It's the year of a pandemic, protests, and murder hornets. Like it or not, we still have another five months to go before we can put 2020 behind us, so whether you're new to investing or have been at it for decades, here are a few tips to get you through the rest of the year.

1. Prepare for turbulence

Back in March, the stock market crashed as COVID-19 suddenly became a domestic and global threat. While the market has recovered nicely since then, don't assume another crash isn't coming.

If the COVID-19 outbreak worsens (July was already a bad month in that regard), we may see another widespread lockdown that could, in turn, impact stocks. Let's also not forget that this is an election year, which could also cause the stock market to tumble. Prepare for the volatility that may lie ahead so you don't panic and start unloading investments if they start to lose value.

2020 calendar next to mug and pencil

Image source: Getty Images.

2. Have plenty of cash earmarked for emergencies

During a recession, an emergency fund is an absolute necessity. That way, if you lose your job, you'll have cash on hand to tide yourself over. But that's not the only reason you need emergency savings.

Without money in the bank, you may have no choice but to tap your investment account when the need for cash arises, and that could force you to take serious losses you otherwise would've avoided. If you're still working now and are short on near-term cash reserves, start putting money in the bank -- before your personal financial situation gets worse.

3. Keep funding your retirement plan

The money you invest in your retirement plan has the potential to grow in a tax-advantaged fashion for a very long time.
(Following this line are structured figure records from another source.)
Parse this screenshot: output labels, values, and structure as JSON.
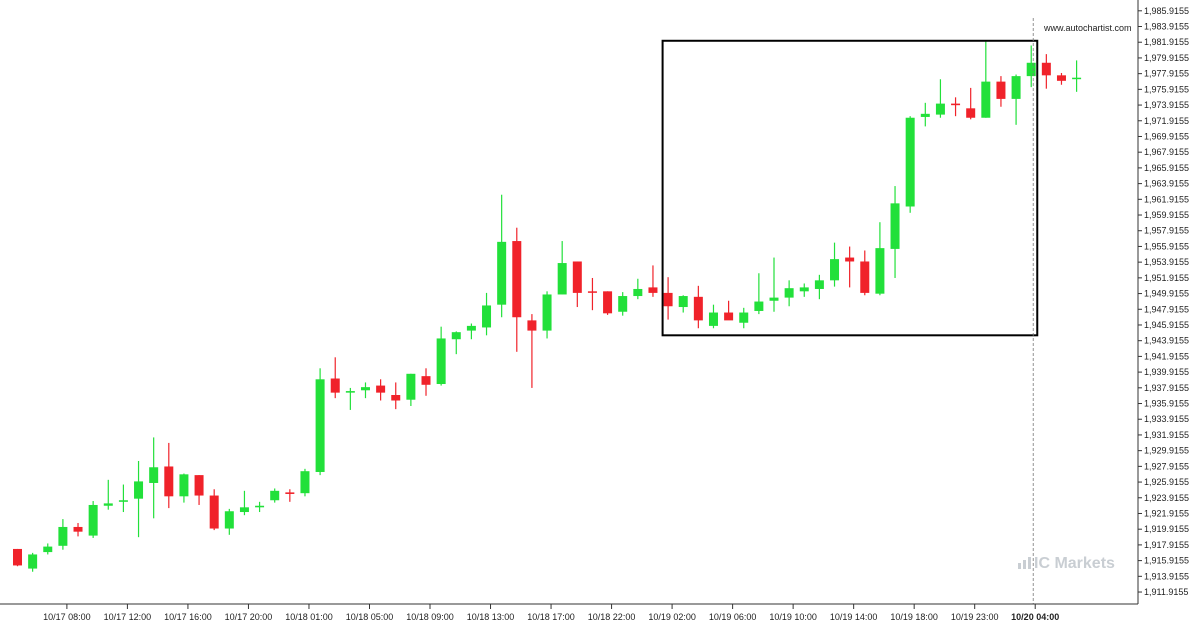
{
  "watermark": {
    "url": "www.autochartist.com",
    "logo": "IC Markets"
  },
  "colors": {
    "up": "#22e03a",
    "down": "#f0222a",
    "wick": "#444444",
    "box": "#000000",
    "axis": "#333333"
  },
  "chart_data": {
    "type": "candlestick",
    "title": "",
    "xlabel": "",
    "ylabel": "",
    "ylim": [
      1910.9,
      1986.4
    ],
    "y_ticks": [
      "1,985.9155",
      "1,983.9155",
      "1,981.9155",
      "1,979.9155",
      "1,977.9155",
      "1,975.9155",
      "1,973.9155",
      "1,971.9155",
      "1,969.9155",
      "1,967.9155",
      "1,965.9155",
      "1,963.9155",
      "1,961.9155",
      "1,959.9155",
      "1,957.9155",
      "1,955.9155",
      "1,953.9155",
      "1,951.9155",
      "1,949.9155",
      "1,947.9155",
      "1,945.9155",
      "1,943.9155",
      "1,941.9155",
      "1,939.9155",
      "1,937.9155",
      "1,935.9155",
      "1,933.9155",
      "1,931.9155",
      "1,929.9155",
      "1,927.9155",
      "1,925.9155",
      "1,923.9155",
      "1,921.9155",
      "1,919.9155",
      "1,917.9155",
      "1,915.9155",
      "1,913.9155",
      "1,911.9155"
    ],
    "x_ticks": [
      {
        "label": "10/17 08:00",
        "index": 3
      },
      {
        "label": "10/17 12:00",
        "index": 7
      },
      {
        "label": "10/17 16:00",
        "index": 11
      },
      {
        "label": "10/17 20:00",
        "index": 15
      },
      {
        "label": "10/18 01:00",
        "index": 19
      },
      {
        "label": "10/18 05:00",
        "index": 23
      },
      {
        "label": "10/18 09:00",
        "index": 27
      },
      {
        "label": "10/18 13:00",
        "index": 31
      },
      {
        "label": "10/18 17:00",
        "index": 35
      },
      {
        "label": "10/18 22:00",
        "index": 39
      },
      {
        "label": "10/19 02:00",
        "index": 43
      },
      {
        "label": "10/19 06:00",
        "index": 47
      },
      {
        "label": "10/19 10:00",
        "index": 51
      },
      {
        "label": "10/19 14:00",
        "index": 55
      },
      {
        "label": "10/19 18:00",
        "index": 59
      },
      {
        "label": "10/19 23:00",
        "index": 63
      },
      {
        "label": "10/20 04:00",
        "index": 67,
        "bold": true
      }
    ],
    "candles": [
      {
        "o": 1917.4,
        "h": 1917.4,
        "l": 1915.2,
        "c": 1915.3
      },
      {
        "o": 1914.9,
        "h": 1916.9,
        "l": 1914.5,
        "c": 1916.7
      },
      {
        "o": 1917.0,
        "h": 1918.1,
        "l": 1916.7,
        "c": 1917.7
      },
      {
        "o": 1917.8,
        "h": 1921.2,
        "l": 1917.3,
        "c": 1920.2
      },
      {
        "o": 1920.2,
        "h": 1920.7,
        "l": 1919.0,
        "c": 1919.6
      },
      {
        "o": 1919.1,
        "h": 1923.5,
        "l": 1918.8,
        "c": 1923.0
      },
      {
        "o": 1922.9,
        "h": 1926.2,
        "l": 1922.4,
        "c": 1923.2
      },
      {
        "o": 1923.4,
        "h": 1925.6,
        "l": 1922.1,
        "c": 1923.6
      },
      {
        "o": 1923.8,
        "h": 1928.6,
        "l": 1918.9,
        "c": 1926.0
      },
      {
        "o": 1925.8,
        "h": 1931.6,
        "l": 1921.3,
        "c": 1927.8
      },
      {
        "o": 1927.9,
        "h": 1930.9,
        "l": 1922.6,
        "c": 1924.1
      },
      {
        "o": 1924.1,
        "h": 1927.0,
        "l": 1923.3,
        "c": 1926.9
      },
      {
        "o": 1926.8,
        "h": 1926.8,
        "l": 1923.0,
        "c": 1924.2
      },
      {
        "o": 1924.2,
        "h": 1925.0,
        "l": 1919.8,
        "c": 1920.0
      },
      {
        "o": 1920.0,
        "h": 1922.5,
        "l": 1919.2,
        "c": 1922.2
      },
      {
        "o": 1922.1,
        "h": 1924.8,
        "l": 1921.7,
        "c": 1922.7
      },
      {
        "o": 1922.7,
        "h": 1923.4,
        "l": 1922.1,
        "c": 1922.9
      },
      {
        "o": 1923.6,
        "h": 1925.1,
        "l": 1923.3,
        "c": 1924.8
      },
      {
        "o": 1924.6,
        "h": 1925.0,
        "l": 1923.4,
        "c": 1924.4
      },
      {
        "o": 1924.5,
        "h": 1927.6,
        "l": 1924.1,
        "c": 1927.3
      },
      {
        "o": 1927.2,
        "h": 1940.4,
        "l": 1926.8,
        "c": 1939.0
      },
      {
        "o": 1939.1,
        "h": 1941.8,
        "l": 1936.6,
        "c": 1937.3
      },
      {
        "o": 1937.3,
        "h": 1937.9,
        "l": 1935.1,
        "c": 1937.5
      },
      {
        "o": 1937.6,
        "h": 1938.6,
        "l": 1936.6,
        "c": 1938.0
      },
      {
        "o": 1938.2,
        "h": 1939.0,
        "l": 1936.3,
        "c": 1937.3
      },
      {
        "o": 1937.0,
        "h": 1938.6,
        "l": 1935.2,
        "c": 1936.3
      },
      {
        "o": 1936.4,
        "h": 1939.7,
        "l": 1935.6,
        "c": 1939.7
      },
      {
        "o": 1939.4,
        "h": 1940.4,
        "l": 1936.9,
        "c": 1938.3
      },
      {
        "o": 1938.4,
        "h": 1945.7,
        "l": 1938.2,
        "c": 1944.2
      },
      {
        "o": 1944.1,
        "h": 1945.1,
        "l": 1942.2,
        "c": 1945.0
      },
      {
        "o": 1945.2,
        "h": 1946.1,
        "l": 1944.1,
        "c": 1945.8
      },
      {
        "o": 1945.6,
        "h": 1950.0,
        "l": 1944.6,
        "c": 1948.4
      },
      {
        "o": 1948.5,
        "h": 1962.5,
        "l": 1946.9,
        "c": 1956.5
      },
      {
        "o": 1956.6,
        "h": 1958.3,
        "l": 1942.5,
        "c": 1946.9
      },
      {
        "o": 1946.5,
        "h": 1947.3,
        "l": 1937.9,
        "c": 1945.2
      },
      {
        "o": 1945.2,
        "h": 1950.2,
        "l": 1944.2,
        "c": 1949.8
      },
      {
        "o": 1949.8,
        "h": 1956.6,
        "l": 1949.8,
        "c": 1953.8
      },
      {
        "o": 1954.0,
        "h": 1954.0,
        "l": 1948.2,
        "c": 1950.0
      },
      {
        "o": 1950.2,
        "h": 1951.9,
        "l": 1947.8,
        "c": 1950.1
      },
      {
        "o": 1950.2,
        "h": 1950.2,
        "l": 1947.2,
        "c": 1947.4
      },
      {
        "o": 1947.6,
        "h": 1950.1,
        "l": 1947.1,
        "c": 1949.6
      },
      {
        "o": 1949.6,
        "h": 1951.8,
        "l": 1949.2,
        "c": 1950.5
      },
      {
        "o": 1950.7,
        "h": 1953.5,
        "l": 1949.5,
        "c": 1950.0
      },
      {
        "o": 1950.0,
        "h": 1952.0,
        "l": 1946.6,
        "c": 1948.3
      },
      {
        "o": 1948.2,
        "h": 1949.7,
        "l": 1947.5,
        "c": 1949.6
      },
      {
        "o": 1949.5,
        "h": 1950.9,
        "l": 1945.5,
        "c": 1946.5
      },
      {
        "o": 1945.8,
        "h": 1948.5,
        "l": 1945.5,
        "c": 1947.5
      },
      {
        "o": 1947.5,
        "h": 1949.0,
        "l": 1946.6,
        "c": 1946.5
      },
      {
        "o": 1946.2,
        "h": 1948.1,
        "l": 1945.5,
        "c": 1947.5
      },
      {
        "o": 1947.7,
        "h": 1952.5,
        "l": 1947.3,
        "c": 1948.9
      },
      {
        "o": 1949.0,
        "h": 1954.5,
        "l": 1947.6,
        "c": 1949.4
      },
      {
        "o": 1949.4,
        "h": 1951.6,
        "l": 1948.3,
        "c": 1950.6
      },
      {
        "o": 1950.2,
        "h": 1951.2,
        "l": 1949.5,
        "c": 1950.7
      },
      {
        "o": 1950.5,
        "h": 1952.3,
        "l": 1949.2,
        "c": 1951.6
      },
      {
        "o": 1951.6,
        "h": 1956.4,
        "l": 1950.8,
        "c": 1954.3
      },
      {
        "o": 1954.5,
        "h": 1955.9,
        "l": 1950.7,
        "c": 1954.0
      },
      {
        "o": 1954.0,
        "h": 1955.4,
        "l": 1949.7,
        "c": 1950.0
      },
      {
        "o": 1949.9,
        "h": 1959.0,
        "l": 1949.7,
        "c": 1955.7
      },
      {
        "o": 1955.6,
        "h": 1963.6,
        "l": 1951.9,
        "c": 1961.4
      },
      {
        "o": 1961.0,
        "h": 1972.5,
        "l": 1960.2,
        "c": 1972.3
      },
      {
        "o": 1972.4,
        "h": 1974.2,
        "l": 1971.2,
        "c": 1972.8
      },
      {
        "o": 1972.7,
        "h": 1977.2,
        "l": 1972.3,
        "c": 1974.1
      },
      {
        "o": 1974.1,
        "h": 1974.9,
        "l": 1972.5,
        "c": 1973.9
      },
      {
        "o": 1973.5,
        "h": 1976.1,
        "l": 1972.1,
        "c": 1972.3
      },
      {
        "o": 1972.3,
        "h": 1982.0,
        "l": 1972.3,
        "c": 1976.9
      },
      {
        "o": 1976.9,
        "h": 1977.6,
        "l": 1973.7,
        "c": 1974.7
      },
      {
        "o": 1974.7,
        "h": 1977.8,
        "l": 1971.4,
        "c": 1977.6
      },
      {
        "o": 1977.6,
        "h": 1981.5,
        "l": 1976.2,
        "c": 1979.3
      },
      {
        "o": 1979.3,
        "h": 1980.4,
        "l": 1976.0,
        "c": 1977.7
      },
      {
        "o": 1977.7,
        "h": 1978.0,
        "l": 1976.5,
        "c": 1977.0
      },
      {
        "o": 1977.3,
        "h": 1979.6,
        "l": 1975.6,
        "c": 1977.4
      }
    ],
    "pattern_box": {
      "from_index": 43,
      "to_index": 67.4,
      "price_high": 1982.1,
      "price_low": 1944.6
    },
    "current_index": 67,
    "grid": false,
    "legend": "none"
  }
}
If your income has held steady, but you're now spending less money than ever considering that travel is tricky and entertainment is largely being confined to your home, you have a prime opportunity to grow wealth by investing not just in a brokerage account, but in an IRA or 401(k), as well.

With the former, you can contribute up to $6,000 this year if you're under 50 or $7,000 if you're 50 or older. With the latter, these limits are far more generous: $19,500 and $26,000, respectively.

4. Have a diverse mix of investments

Back in March, the stock market got hammered on the whole, and even some so-called recession-proof industries took a beating. But given the volatility that may lie ahead, it's important to have a diversified portfolio so that if a particular market segment is hard-hit in the coming months, your loss potential will be minimized. Since stocks are in a pretty strong place right now, take the opportunity to assess your portfolio and make changes that may be necessary -- before the market crashes again.

It's fair to say that 2020 has been a year like no other -- and it's not even over. But remember, when it comes to investing, a long-term approach is best, so rather than fixate on what happens to your portfolio over the next few months, remind yourself that this year, too, shall pass. And if you prepare accordingly, there's a good chance you'll make it through the next five months unscathed.